Incubating chickens 101…the “continuous method” done wrong

Incubating chickens at home is easy, in 3 weeks you’ll have your own brood of cheeping, fluffy chicks. Do a bit of reading up before you put the eggs in the incubator and you’ll get more healthy chicks with less stress!

Since we’re wanting to establish a small-scale permaculture based egg business, and our hens weren’t going broody – I ordered a 48 egg incubator with automatic egg turners and 240V / 12V power connections.

Our four hens were only producing a 2 or 3 eggs a day which wasn’t going to fill the incubator any time soon, and we had only collected 12 so we asked around the egg sellers at our local farmers market. It was interesting which of the vendors knew whether the eggs they were selling were fertilised or not – one of the vendors turned out to be just buying eggs at a local “factory-free-range” farm and then reselling at the market. That is why they are all uniform size, shape & colour. At least she was honest about it (on being asked)

chicks hatchingChicks Hatching48 hours later

I was only able to find 3 boxes of fertilized eggs so they went into the incubator 3 days after the first batch from our hens.

So…mistake number 1: Putting eggs into an incubator at different times & NOT LABELLING THEM!

Then I had to wait a whole week for the next farmers market, so the following Saturday, in went another 10 eggs – and the incubator kept humming away.

So now there were 3 lots of eggs at 3 different stages of development in the incubator. As the big day arrived for the first hatching, I read the incubator manual “take eggs out of cradle rockers on day 18” uh oh…

So not knowing which eggs needed to be removed I left them all in their rockers & hoped for the best.

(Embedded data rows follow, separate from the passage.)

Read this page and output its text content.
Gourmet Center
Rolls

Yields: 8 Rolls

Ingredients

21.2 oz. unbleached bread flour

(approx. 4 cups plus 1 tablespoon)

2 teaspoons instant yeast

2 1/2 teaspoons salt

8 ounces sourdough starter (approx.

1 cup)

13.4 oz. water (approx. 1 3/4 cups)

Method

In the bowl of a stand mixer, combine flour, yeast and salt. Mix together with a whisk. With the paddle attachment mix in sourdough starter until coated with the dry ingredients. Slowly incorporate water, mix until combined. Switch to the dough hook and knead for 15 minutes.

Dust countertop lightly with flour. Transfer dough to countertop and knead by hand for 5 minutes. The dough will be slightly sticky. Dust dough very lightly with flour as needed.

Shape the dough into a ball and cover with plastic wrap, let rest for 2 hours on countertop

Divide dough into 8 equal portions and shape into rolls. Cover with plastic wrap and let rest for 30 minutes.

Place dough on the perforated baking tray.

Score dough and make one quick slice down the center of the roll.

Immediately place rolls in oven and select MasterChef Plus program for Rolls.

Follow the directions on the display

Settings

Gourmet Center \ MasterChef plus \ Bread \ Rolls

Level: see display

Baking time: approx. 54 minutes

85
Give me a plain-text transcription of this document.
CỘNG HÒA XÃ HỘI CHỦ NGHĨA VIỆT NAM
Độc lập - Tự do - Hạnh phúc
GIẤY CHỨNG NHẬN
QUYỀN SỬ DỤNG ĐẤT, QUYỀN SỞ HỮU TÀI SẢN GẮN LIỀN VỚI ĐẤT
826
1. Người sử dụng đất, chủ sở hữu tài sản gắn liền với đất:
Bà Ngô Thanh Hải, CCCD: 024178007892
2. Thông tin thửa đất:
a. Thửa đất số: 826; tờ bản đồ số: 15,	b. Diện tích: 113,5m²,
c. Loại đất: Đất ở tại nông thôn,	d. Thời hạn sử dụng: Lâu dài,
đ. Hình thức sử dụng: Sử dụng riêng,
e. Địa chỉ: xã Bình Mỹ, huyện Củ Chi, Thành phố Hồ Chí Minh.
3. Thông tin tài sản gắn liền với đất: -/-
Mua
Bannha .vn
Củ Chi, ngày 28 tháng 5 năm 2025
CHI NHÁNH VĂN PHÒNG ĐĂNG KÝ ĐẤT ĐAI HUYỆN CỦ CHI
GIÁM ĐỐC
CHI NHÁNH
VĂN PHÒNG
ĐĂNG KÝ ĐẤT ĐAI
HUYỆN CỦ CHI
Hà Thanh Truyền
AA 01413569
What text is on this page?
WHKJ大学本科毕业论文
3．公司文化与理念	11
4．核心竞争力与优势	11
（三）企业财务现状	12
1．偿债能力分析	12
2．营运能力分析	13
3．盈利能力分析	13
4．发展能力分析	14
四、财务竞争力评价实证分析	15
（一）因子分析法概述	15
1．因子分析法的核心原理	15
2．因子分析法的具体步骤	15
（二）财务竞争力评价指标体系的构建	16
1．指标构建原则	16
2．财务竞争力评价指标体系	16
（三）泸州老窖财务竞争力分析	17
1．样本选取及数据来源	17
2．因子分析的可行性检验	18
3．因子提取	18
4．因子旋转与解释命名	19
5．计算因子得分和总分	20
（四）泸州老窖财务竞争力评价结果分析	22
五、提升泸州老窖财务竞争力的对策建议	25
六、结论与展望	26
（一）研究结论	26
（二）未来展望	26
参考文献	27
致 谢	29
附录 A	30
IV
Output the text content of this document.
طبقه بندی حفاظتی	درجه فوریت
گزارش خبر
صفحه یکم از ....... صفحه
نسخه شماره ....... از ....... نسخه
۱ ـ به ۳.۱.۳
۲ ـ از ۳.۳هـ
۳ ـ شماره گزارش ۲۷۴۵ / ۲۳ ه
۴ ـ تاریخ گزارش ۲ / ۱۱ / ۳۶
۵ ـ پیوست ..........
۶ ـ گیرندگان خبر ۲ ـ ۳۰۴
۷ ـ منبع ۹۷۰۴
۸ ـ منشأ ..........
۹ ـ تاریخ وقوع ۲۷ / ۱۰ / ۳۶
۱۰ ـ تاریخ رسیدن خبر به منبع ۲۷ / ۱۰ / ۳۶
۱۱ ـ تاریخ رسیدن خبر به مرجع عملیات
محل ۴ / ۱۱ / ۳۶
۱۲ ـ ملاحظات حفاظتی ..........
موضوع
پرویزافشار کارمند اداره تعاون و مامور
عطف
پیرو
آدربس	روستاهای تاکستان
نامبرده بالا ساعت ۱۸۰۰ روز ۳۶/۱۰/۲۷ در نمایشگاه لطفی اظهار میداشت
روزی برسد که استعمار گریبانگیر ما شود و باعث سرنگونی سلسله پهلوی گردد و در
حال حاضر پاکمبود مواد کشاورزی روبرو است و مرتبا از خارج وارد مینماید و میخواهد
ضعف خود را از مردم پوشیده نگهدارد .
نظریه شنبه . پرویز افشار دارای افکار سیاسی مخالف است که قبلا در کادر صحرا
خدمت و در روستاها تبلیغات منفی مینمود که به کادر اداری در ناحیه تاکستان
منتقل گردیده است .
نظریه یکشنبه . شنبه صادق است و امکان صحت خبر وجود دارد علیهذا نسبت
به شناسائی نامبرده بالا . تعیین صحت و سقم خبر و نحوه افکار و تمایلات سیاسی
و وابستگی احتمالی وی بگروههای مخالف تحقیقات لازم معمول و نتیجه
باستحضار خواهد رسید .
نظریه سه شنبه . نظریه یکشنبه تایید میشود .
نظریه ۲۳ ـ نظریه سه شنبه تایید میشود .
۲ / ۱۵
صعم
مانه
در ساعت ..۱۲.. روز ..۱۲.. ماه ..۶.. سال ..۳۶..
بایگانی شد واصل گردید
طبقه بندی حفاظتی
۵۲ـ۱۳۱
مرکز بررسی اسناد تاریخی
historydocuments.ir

Day 20, and a loud cheeping was heard from the incubator first thing in the morning! our first chick had hatched & found it’s way to the space in the middle of the incubator, so maybe hatching in the rockers wasn’t going to be a disaster.

Quite a few more of the eggs were pipped, and then not thinking I removed them from their positions & placed – next mistake…once an chick has pipped the egg it shouldn’t be moved. Also opening the incubator is bad news while chicks are hatching as this messes with humidity, a potentially fatal problem for your chicks!

As a rule, you should wait 48 hours from when you notice the first egg has been pipped before opening the incubator. The first chicks to hatch will be fine in the warm, damp conditions for at least 2 days. So unless you absolutely have to, don’t open the incubator.

After waiting another 48 hours and being sure there were no more chicks to hatch, I candled the remaining eggs (by holding a bright LED light under it) to determine whether they had dead embryos inside or were never fertile in the first place.

In the end – out of 40 eggs there were following results from incubation no. 1:

18 live fluffy chicks
12 no embryo formed (ie. the egg wasn’t fertilised in the first place)
8 embryo formed but never pipped
2 pipped but subsequently died

Not a bad first run given that around day 12 there was an all night power failure – the 12V battery kicked in, but by 6:30am the temperature had dropped to 33 degrees C – quite a lot lower than is needed for sucessful incubation (37.9 – 38 degrees C)

I’ve now thouroughly washed & sun sterilized the incubator & loaded it up for round 2!

Ending thoughts:

While “continuous” incubation is a good concept – in reality this doesn’t work well on a small scale as after the first hatch you have lots of bacteria covered bits left over from the hatching process. Then by the time the next hatch happens it absolutely stinks and I’m sure puts the newly hatched chicks at risk from infection.

Also the newly hatched chicks stumble around the incubator after hatching and can potentially get stuck between the moving parts holding the still-incubating eggs.